Stanton, Del., July 6, 2011 — Richard Porter would very much like to add his name to the legendary local connections who have won the Delaware Valley’s most prestigious race - the mile-and-a-quarter $750,000 Grade II Delaware Handicap. The native of Wilmington, Delaware, who owns Fox Hill Farm, has campaigned the likes of Hard Spun, Eight Belles, Round Pond, Old Fashioned, Kodiak Kowboy and Rockport Harbor, but he has never won the filly and mare summer classic. On July 16, he will have his best shot when Havre de Grace, the current leading filly and mare in the nation, goes postward in the race they have run for nearly 74 years in the state he calls home.

“It is certainly high on the list and right up there with some of the most prestigious races in the country,” said Porter. “Obviously being from Delaware and being the biggest race in Delaware, it is high, very high, on my list. We thought a few times we had some nice horses that might win it for us, but for some reason or another they just did not work out the way we had hoped.

The name of past local winners reads like a litany of who’s who in the history of horse racing and is a testament to the deep roots enjoyed by the sport on the eastern shore of Maryland, in southeastern Pennsylvania and in southern New Jersey and Delaware.

William duPont’s Foxcatcher Farm, the founder of Delaware Park, won the first Del ‘Cap ever in 1937 with Rosenna and followed with a victory in 1955 with Parlo. Donald P. Ross’ Brandywine Stable, who campaigned the 1962 Preakness winner Greek Money, won the race in 1944 with Everget and then again in 1966 with Open Fire. Jane and Harry Lunger’s Christiana Stable, who raced the famed Linkage in the early 1980s and brilliant filly Go For Wand in the early 1990s, won the race a record four times, twice with Endine in 1958 and 1959 and then with the dam of Go For Wand, Obeah, in 1969 and 1970. Mrs. Allaire duPont’s Bohemia Stable, who campaigned five-time Horse of the Year Kelso (1960 to 1964), notched a Del ‘Cap victory in 1968 with Politely and in 1991 with Crowned.



More recently, Billy Turner, the trainer of the 1977 Triple Crown winner Seattle Slew, won the race in 1995, when the race only carried a purse of $150,000, with Night Fax and was quoted by the media as saying “this is a race I have always wanted to win,” because of his roots in the area. H. Graham Motion, this year’s Kentucky Derby winning trainer with Animal Kingdom, won the race in 1997 with Power Play and just missed his second Del ‘Cap score in 2002 when longshot Your Out was nailed on the wire by the favorite Summer Colony. Ramon Dominguez, former five-time leading Delaware Park jockey and current top rider in New York, won his first Delaware Handicap in 2001 with Irving’s Baby and then followed with his second in 2007 aboard Unbridled Belle.

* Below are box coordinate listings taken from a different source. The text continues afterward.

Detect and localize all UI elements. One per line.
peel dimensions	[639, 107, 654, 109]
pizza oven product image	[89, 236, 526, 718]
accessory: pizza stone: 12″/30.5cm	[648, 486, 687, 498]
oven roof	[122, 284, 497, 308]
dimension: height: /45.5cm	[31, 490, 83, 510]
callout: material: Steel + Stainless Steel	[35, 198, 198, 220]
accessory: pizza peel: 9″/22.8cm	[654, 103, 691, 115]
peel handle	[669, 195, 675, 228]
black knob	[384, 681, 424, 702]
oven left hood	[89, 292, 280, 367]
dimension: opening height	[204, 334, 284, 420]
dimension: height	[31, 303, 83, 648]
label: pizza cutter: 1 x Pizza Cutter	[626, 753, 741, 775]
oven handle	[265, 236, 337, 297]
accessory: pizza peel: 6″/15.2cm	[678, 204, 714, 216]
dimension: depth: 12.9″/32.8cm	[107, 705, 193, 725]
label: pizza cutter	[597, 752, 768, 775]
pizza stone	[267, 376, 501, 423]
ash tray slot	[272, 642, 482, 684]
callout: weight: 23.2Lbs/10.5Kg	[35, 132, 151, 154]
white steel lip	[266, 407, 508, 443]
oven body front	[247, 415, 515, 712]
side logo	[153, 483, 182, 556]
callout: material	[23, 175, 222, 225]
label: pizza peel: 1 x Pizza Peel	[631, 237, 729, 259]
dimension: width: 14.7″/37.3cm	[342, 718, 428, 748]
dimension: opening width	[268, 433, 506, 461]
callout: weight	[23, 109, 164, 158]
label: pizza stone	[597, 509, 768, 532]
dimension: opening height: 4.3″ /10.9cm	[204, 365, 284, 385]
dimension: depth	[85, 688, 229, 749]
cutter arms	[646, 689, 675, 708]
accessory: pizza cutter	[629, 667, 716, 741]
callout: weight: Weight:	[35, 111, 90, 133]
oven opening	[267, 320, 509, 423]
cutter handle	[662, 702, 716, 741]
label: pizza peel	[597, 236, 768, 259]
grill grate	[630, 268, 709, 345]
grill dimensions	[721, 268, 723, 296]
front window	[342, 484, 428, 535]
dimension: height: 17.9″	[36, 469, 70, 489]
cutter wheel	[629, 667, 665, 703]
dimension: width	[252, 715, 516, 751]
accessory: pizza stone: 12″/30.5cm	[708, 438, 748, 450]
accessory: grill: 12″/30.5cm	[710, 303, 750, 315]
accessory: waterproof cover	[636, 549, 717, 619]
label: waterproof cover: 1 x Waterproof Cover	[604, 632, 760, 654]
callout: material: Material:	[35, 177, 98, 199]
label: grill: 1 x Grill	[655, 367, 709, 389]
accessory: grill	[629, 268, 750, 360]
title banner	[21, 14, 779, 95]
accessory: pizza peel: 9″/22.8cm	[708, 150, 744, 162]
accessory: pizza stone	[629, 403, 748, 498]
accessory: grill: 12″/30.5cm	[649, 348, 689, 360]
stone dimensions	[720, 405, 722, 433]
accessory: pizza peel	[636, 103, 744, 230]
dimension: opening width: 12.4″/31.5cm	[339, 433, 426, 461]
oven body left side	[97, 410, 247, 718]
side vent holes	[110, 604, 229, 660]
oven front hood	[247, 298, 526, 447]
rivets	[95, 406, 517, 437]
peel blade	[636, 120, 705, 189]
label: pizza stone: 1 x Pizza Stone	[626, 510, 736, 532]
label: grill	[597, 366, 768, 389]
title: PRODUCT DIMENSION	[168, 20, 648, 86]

“I remember the last Delaware Handicap I was in,” said Porter. “The day before we won the Delaware Oaks with Zonk in 2001. (Mike) McCarthy rode her, and she paid $70.00. We had Jostle in the Delaware Handicap, and there was a lot of press that no owner had won both the Oaks and the Del ‘Cap in the same year. Jostle was the favorite and Jerry Bailey was coming down to ride, so it looked good for us, but Jostle just did not have it that day.”

Havre de Grace, named after the former racetrack on the eastern shore of Maryland, is unbeaten in three starts this year. Her most recent win came in the local prep for the Delaware Handicap, the Grade III Obeah Stakes on June 11. Last year, the 4-year-old daughter of Saint Liam posted a record of two wins from six starts and just missed winning the Delaware Oaks when she ran second, beaten by a nose by the eventual 3-year-old filly champion Blind Luck. In 2009, the Kentucky-bred conditioned by J. Larry Jones, broke her maiden at Delaware Park. She has a career record of six wins, three seconds and two thirds from 11 starts, with earnings of $1,371,175.

The Delaware Handicap always figured very prominently in Havre de Grace’s 4-year-old campaign.

“Larry (Jones) and I have been talking about the Del ‘Cap all along,” Porter said. “When I first gave Larry the horse before her 4-year-old season, I told him she might be the horse that could win the big one at Delaware. She is obviously one of the nicest looking horses I have ever had. As far as talent and accomplishments, I would put her right up there with Hard Spun. She might be a better horse then Hard Spun. I hope she turns out to be the best horse I have ever had, and I have been fortunate enough to have some nice ones.”